To be able to solve partial differential equations you must first be able to solve single variable differential equations. You must also be able to integrate by substitutions. Have you followed these courses?

I have given you a substitution that allows you to solve the integral, u=f(x). What is du?

 

[fredrick08]

ok so you want me to use substitution, with u=f(x) on

int(f'(x)/f(x))dx then int(u'/u)du??

 

[Cyosis]

No that is wrong. Let's try something simple first if u=x^2 then du=?

 

[fredrick08]

ok i think more about it... its really simple, just finding it hard to remember...

 

[fredrick08]

ok lol I am dumb... int(f'/f)dx=int((1/u)(du/dx)du=int(1/u)du=ln(u)=ln(f(x))

 

[fredrick08]

ok so that equals int(a)dx=ax+c rite? but then do i solve for f(x), so f(x)=e^(ax+c)?

 

[Cyosis]

Okay I will do this example for you. I however strongly advice you to review basic calculus topics like single variable linear differential equations and basic integration techniques.

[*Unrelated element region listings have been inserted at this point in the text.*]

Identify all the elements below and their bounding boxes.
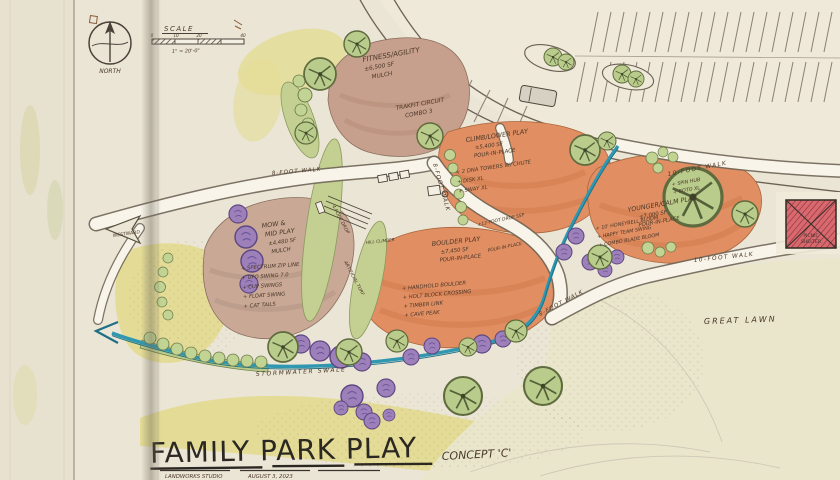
north-label: NORTH	[99, 68, 121, 75]
scanned-park-plan: PICNIC SHELTER FITNESS/AGILITY ±6,500 SF…	[0, 0, 840, 480]
sheet-date: AUGUST 3, 2023	[247, 474, 293, 480]
picnic-shelter-label-2: SHELTER	[801, 239, 822, 245]
scale-note: 1" = 20'-0"	[172, 48, 200, 55]
scale-tick: 10	[173, 33, 179, 38]
studio-credit: LANDWORKS STUDIO	[165, 474, 223, 480]
site-plan-drawing: PICNIC SHELTER FITNESS/AGILITY ±6,500 SF…	[0, 0, 840, 480]
scale-label: SCALE	[164, 25, 194, 33]
picnic-shelter: PICNIC SHELTER	[776, 192, 840, 254]
scale-tick: 40	[240, 33, 246, 38]
scale-tick: 20	[196, 33, 202, 38]
picnic-shelter-label-1: PICNIC	[803, 233, 818, 239]
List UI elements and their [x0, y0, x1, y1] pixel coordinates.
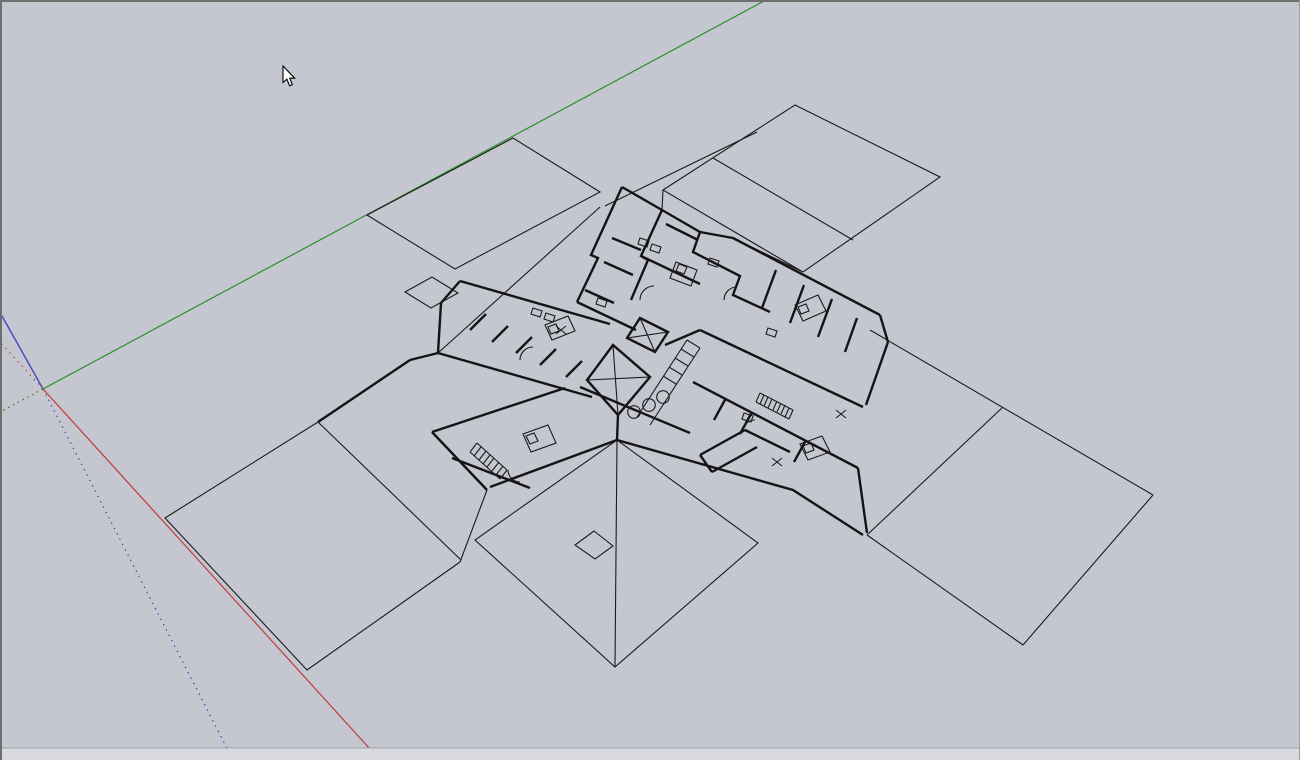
viewport-canvas[interactable]: Perspective wireframe view of a cross-sh…	[0, 0, 1300, 760]
left-border	[0, 0, 2, 760]
viewport-background	[0, 0, 1300, 760]
bottom-strip	[0, 748, 1300, 760]
top-border	[0, 0, 1300, 2]
modeling-viewport[interactable]: Perspective wireframe view of a cross-sh…	[0, 0, 1300, 760]
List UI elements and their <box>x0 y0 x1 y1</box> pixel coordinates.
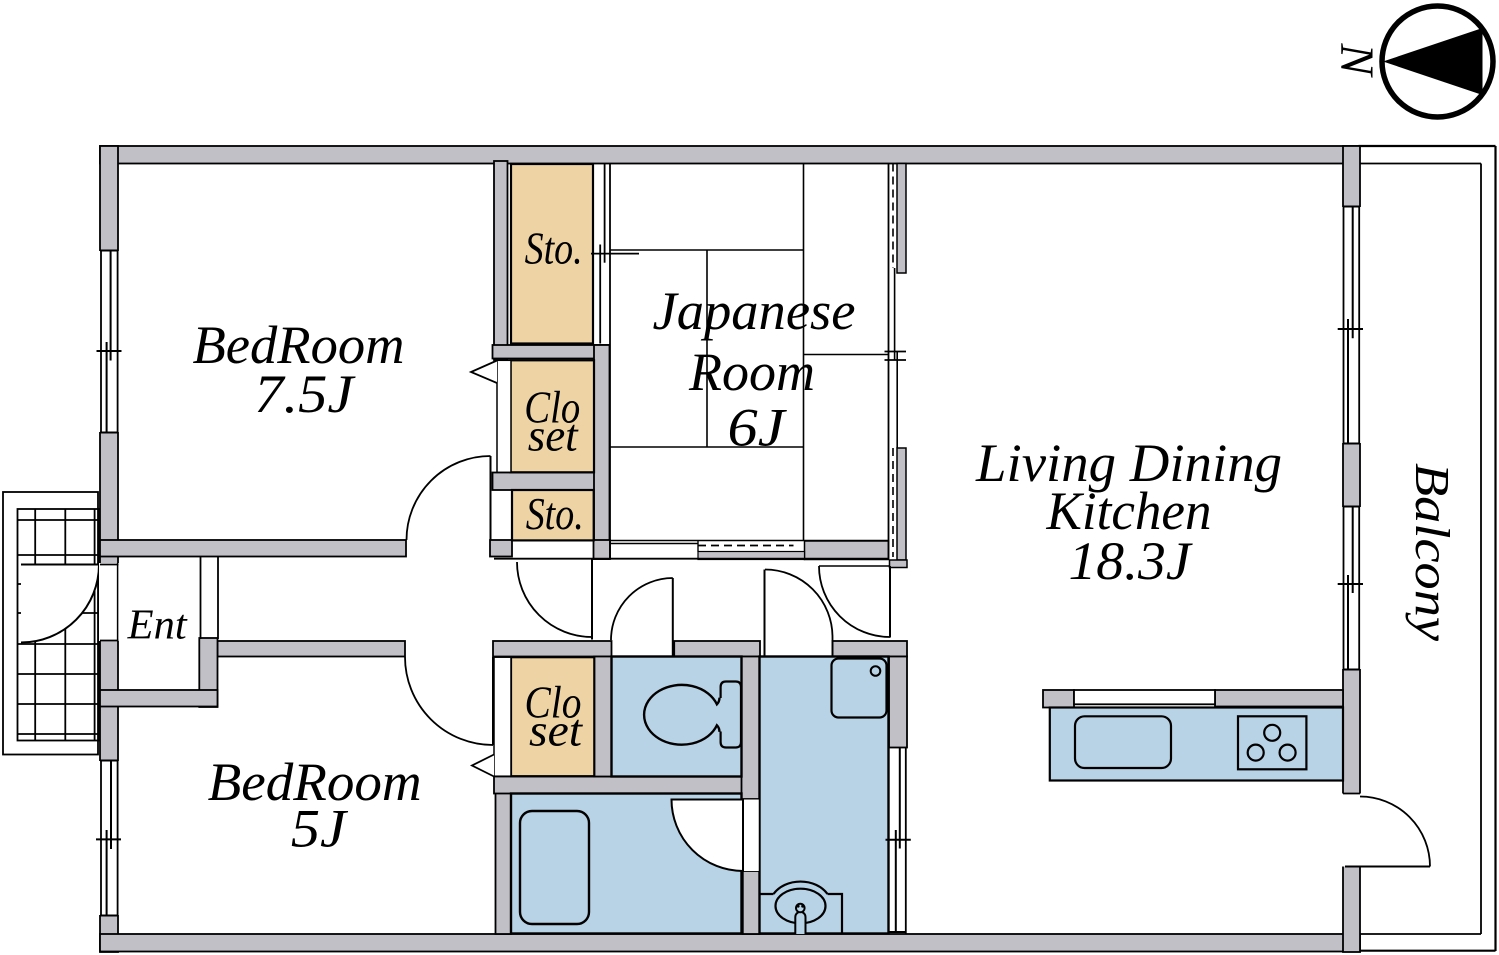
svg-text:Room: Room <box>688 342 815 402</box>
svg-text:Sto.: Sto. <box>526 488 584 539</box>
svg-text:Japanese: Japanese <box>653 281 856 341</box>
svg-text:N: N <box>1330 42 1383 78</box>
svg-text:Ent: Ent <box>127 602 188 648</box>
svg-text:set: set <box>529 706 584 756</box>
svg-text:6J: 6J <box>728 398 788 458</box>
svg-text:18.3J: 18.3J <box>1069 531 1194 591</box>
svg-text:set: set <box>528 411 579 461</box>
svg-text:Balcony: Balcony <box>1405 463 1460 641</box>
svg-text:Sto.: Sto. <box>525 223 583 274</box>
svg-text:5J: 5J <box>291 799 349 859</box>
svg-text:7.5J: 7.5J <box>254 364 356 424</box>
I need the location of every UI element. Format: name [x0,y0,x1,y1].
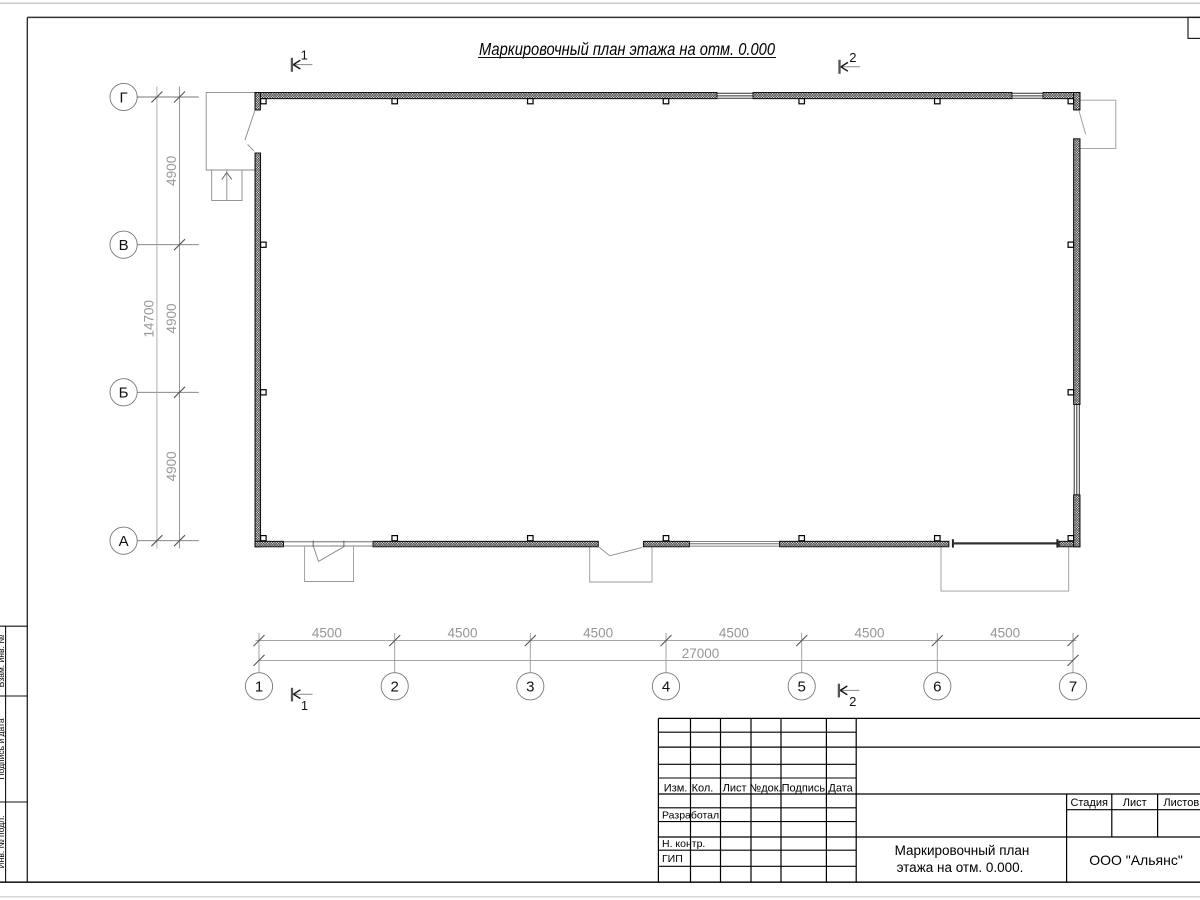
svg-text:№док.: №док. [749,782,781,794]
svg-text:4: 4 [662,679,670,696]
svg-text:В: В [119,237,129,254]
svg-text:5: 5 [798,679,806,696]
svg-text:4900: 4900 [164,451,179,481]
svg-text:Г: Г [120,89,128,106]
svg-text:4500: 4500 [312,626,342,641]
svg-text:4500: 4500 [990,626,1020,641]
svg-text:Лист: Лист [723,782,747,794]
svg-text:2: 2 [849,50,856,65]
svg-text:ГИП: ГИП [662,853,683,865]
svg-text:Н. контр.: Н. контр. [662,838,705,850]
svg-text:4500: 4500 [447,626,477,641]
svg-text:Подпись: Подпись [782,782,826,794]
svg-text:Стадия: Стадия [1070,797,1108,809]
svg-text:А: А [119,533,129,550]
svg-text:27000: 27000 [682,646,720,661]
svg-text:4500: 4500 [583,626,613,641]
svg-text:Маркировочный план: Маркировочный план [895,843,1030,858]
svg-text:1: 1 [301,48,308,63]
svg-text:Подпись и дата: Подпись и дата [0,718,6,779]
svg-text:4900: 4900 [164,156,179,186]
svg-text:ООО "Альянс": ООО "Альянс" [1089,852,1183,868]
svg-text:Разработал: Разработал [662,809,719,821]
svg-text:4900: 4900 [164,303,179,333]
svg-text:3: 3 [526,679,534,696]
svg-text:Инв. № подл.: Инв. № подл. [0,816,6,869]
svg-text:7: 7 [1069,679,1077,696]
svg-text:Изм.: Изм. [664,782,688,794]
svg-text:Лист: Лист [1123,797,1147,809]
svg-text:Кол.: Кол. [692,782,714,794]
svg-text:4500: 4500 [854,626,884,641]
svg-text:6: 6 [933,679,941,696]
svg-text:4500: 4500 [719,626,749,641]
svg-text:Маркировочный план этажа на от: Маркировочный план этажа на отм. 0.000 [479,39,775,59]
svg-text:Б: Б [119,385,129,402]
svg-text:этажа на отм. 0.000.: этажа на отм. 0.000. [897,860,1024,875]
svg-text:1: 1 [301,698,308,713]
svg-text:Взам. инв. №: Взам. инв. № [0,635,6,688]
svg-text:2: 2 [391,679,399,696]
svg-text:2: 2 [849,694,856,709]
svg-text:14700: 14700 [142,300,157,338]
svg-text:Дата: Дата [828,782,853,794]
svg-text:Листов: Листов [1163,797,1199,809]
svg-text:1: 1 [255,679,263,696]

We want to solve $f'(x)/f(x)=a$. To do this we integrating both sides of the equation then substitute u=f(x), therefore du=f'(x)dx.

$$\begin{align*} \int \frac{f'(x)}{f(x)}dx & = \int a dx \\ \int \frac{1}{u}du & =ax+c \\ \log u & =ax+c \\ \log f(x) & =ax+c \\ f(x) & =e^{ax+c} =Ae^{ax} \end{align*}$$

Edit: I see you got it now, good. Now do the same for g(x).

 

[fredrick08]

ok sorry for g(x)...

int(g/g')dx=int(u*(dx/du)du=int(u)dx=ux=xf(x)??

=>f(x)=(ax+c)/x??

 

[Cyosis]

Nope that is wrong. Try to invert the function first so that the fraction looks the same as the one for f. Secondly g is a function with variable y not x.

 

[fredrick08]

no that's not rite... omg int(u(dy/du)dy=int(u)dy^2/du? ok no idea what i am doing here

 

[Cyosis]

Invert the equation and substitute u=g(x).

 

[fredrick08]

can i just flip it?? then it will be the same as f... =ln(g(y))?

 

[Cyosis]

Yes you can flip one side, but then you also need to flip the other side.

 

[fredrick08]

ok so ln(g(y))=(ax+c)^-1??

 

[Cyosis]

No you are solving the differential equation g(y)/g'(y)=a , then g'(y)/g(y)=?

 

[fredrick08]

1/a? so ln(g(y))=(y/a)+c?? =>g(y)=e^((y/a)+c)

 

[Cyosis]

No. How can the integral of f'/f have a different value than g'/g. If g(y)/g'(y)=a then g'(y)/g(y)=1/a. Now integrate.

 

[fredrick08]

yes isn't that what i did? int(1/a)dy=(y/a)+c right?

 

[Cyosis]

Ugh sorry it's 4 am here I am getting sleepy! Yes you're right so what is the the total solution to the partial differential equation you began with?

 

[fredrick08]

u(x,y)=f(x)g(y)=Ae^(ax)*Be^(y/a)... but I am not sure... if i differentiate that, i don't thik it works out.

 

[Cyosis]

It's correct, just differentiate it and you will see it will turn out correctly.